Moonwalk: Inverse-Forward Differentiation
Dmitrii Krylov, Armin Karamzade, Roy Fox
TL;DR
Moonwalk tackles the memory bottleneck of Backprop in invertible networks by enabling true gradients through forward-mode differentiation. It introduces a two-phase approach that first computes an input gradient $h_0$ and then uses a vector-inverse-Jacobian product to obtain layer-wise gradients, with Pure-Forward and Mixed-Mode variants offering different time-memory trade-offs. Theoretical analysis shows Moonwalk dramatically reduces memory and, in many cases, time, approaching Backprop-like speed when combined with reverse-mode in Mixed-Mode.

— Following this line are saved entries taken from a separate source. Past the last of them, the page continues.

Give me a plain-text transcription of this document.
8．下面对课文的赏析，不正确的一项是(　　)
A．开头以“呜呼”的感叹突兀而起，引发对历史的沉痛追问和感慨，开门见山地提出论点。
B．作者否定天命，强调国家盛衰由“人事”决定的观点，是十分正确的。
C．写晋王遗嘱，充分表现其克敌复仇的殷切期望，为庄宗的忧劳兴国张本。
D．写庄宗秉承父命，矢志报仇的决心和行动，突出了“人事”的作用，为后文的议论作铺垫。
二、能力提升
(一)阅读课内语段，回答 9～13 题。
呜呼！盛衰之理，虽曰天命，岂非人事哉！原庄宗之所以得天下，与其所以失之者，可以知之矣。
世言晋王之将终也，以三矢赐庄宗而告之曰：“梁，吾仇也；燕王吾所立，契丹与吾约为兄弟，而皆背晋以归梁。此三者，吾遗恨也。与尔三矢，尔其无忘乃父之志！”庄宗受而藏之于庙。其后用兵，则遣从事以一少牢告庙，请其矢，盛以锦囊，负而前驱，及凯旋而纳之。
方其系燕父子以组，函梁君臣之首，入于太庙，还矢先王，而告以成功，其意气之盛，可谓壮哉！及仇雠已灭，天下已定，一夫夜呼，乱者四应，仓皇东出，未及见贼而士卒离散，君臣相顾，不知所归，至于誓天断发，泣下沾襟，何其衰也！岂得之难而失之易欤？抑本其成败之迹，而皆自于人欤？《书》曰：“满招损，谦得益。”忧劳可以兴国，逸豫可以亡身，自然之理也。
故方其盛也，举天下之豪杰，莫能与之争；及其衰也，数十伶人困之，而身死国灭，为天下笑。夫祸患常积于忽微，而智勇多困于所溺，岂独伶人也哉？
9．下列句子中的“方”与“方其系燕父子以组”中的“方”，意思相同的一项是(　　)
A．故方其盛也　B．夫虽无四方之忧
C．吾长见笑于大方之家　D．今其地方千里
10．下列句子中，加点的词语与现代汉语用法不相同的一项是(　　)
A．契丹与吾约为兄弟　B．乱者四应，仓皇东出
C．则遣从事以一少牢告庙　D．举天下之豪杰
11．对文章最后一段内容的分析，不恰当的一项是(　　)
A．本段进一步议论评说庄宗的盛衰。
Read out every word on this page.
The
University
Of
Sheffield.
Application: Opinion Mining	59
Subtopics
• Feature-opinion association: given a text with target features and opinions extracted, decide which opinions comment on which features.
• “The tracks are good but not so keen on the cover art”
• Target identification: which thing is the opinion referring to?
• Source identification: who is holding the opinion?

Empirical results on a CIFAR-10 RevNet demonstrate substantial memory savings and large speedups (e.g., up to 27× faster for 6 layers and 110× faster for 60 layers) while maintaining gradient fidelity and numerical stability. Overall, Moonwalk provides a practical, scalable path to exact gradient computation in invertible networks with far lower memory footprints than Backprop.
Abstract
Backpropagation, while effective for gradient computation, falls short in addressing memory consumption, limiting scalability. This work explores forward-mode gradient computation as an alternative in invertible networks, showing its potential to reduce the memory footprint without substantial drawbacks. We introduce a novel technique based on a vector-inverse-Jacobian product that accelerates the computation of forward gradients while retaining the advantages of memory reduction and preserving the fidelity of true gradients. Our method, Moonwalk, has a time complexity linear in the depth of the network, unlike the quadratic time complexity of naïve forward, and empirically reduces computation time by several orders of magnitude without allocating more memory. We further accelerate Moonwalk by combining it with reverse-mode differentiation to achieve time complexity comparable with backpropagation while maintaining a much smaller memory footprint. Finally, we showcase the robustness of our method across several architecture choices. Moonwalk is the first forward-based method to compute true gradients in invertible networks in computation time comparable to backpropagation and using significantly less memory.